Inverse estimation of the thermal input and states is a useful tool for the monitoring of a thermal system. Nonlinear heat transfer is a quite common issue in this kind of problem. As the thermal properties are temperature-dependent, it is difficult to inversely estimate the input and temperature field. To deal with this problem, a step-renewed scheme is adopted into the weighted optimal two-stage Kalman filter (WOTSKF), forming step-renewed WOTSKF (SR-WOTSKF). This strategy is a marching method, without solving the Jacobian matrix in extended Kalman filter. The feasibility of dealing with the nonlinear inverse heat transfer problem is implemented by comparing WOTSKF and SR-WOTSKF. Then, the weighting factor, initial guess of the input heat flux and measurement noise are changed to investigate their effects on the simultaneous estimation results of heat flux and temperature field.

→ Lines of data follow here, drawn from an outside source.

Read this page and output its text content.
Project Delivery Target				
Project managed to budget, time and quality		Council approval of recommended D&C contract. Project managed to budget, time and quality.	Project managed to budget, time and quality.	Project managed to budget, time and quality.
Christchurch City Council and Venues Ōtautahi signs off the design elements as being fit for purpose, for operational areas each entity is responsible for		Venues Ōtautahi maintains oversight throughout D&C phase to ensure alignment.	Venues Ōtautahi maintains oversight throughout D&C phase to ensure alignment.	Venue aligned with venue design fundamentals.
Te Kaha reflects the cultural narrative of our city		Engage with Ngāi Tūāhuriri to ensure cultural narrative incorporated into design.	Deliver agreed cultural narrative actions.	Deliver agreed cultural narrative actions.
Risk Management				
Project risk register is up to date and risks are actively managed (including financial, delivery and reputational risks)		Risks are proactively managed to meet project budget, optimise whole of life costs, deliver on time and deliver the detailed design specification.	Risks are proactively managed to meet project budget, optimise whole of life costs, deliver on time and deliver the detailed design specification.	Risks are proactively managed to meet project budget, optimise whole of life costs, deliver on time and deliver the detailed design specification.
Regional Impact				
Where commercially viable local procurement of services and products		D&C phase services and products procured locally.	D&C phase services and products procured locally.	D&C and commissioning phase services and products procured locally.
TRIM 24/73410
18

It is found that when the weighting factor is 0.95, the relative error of the estimated heat flux using SR-WOTSKF is approximately 2.73% which is much lower than that using WOTSKF. Results using SR-WOTSKF demonstrate that the estimation results are independent of the initial guess and the estimated heat flux can track the exact one in a short period. An incorrect initial guess causes the initial estimation error of the temperature and heat flux and it makes no sense to following period. When the standard deviations of the measurement noise are adopted as 0.01, 0.10, 0.50 and 1.00, the mean relative error of the heat flux is 2.73%, 4.79%, 7.71% and 9.43%, demonstrating the strong robustness of SR-WOTSKF to resist the measurement noise.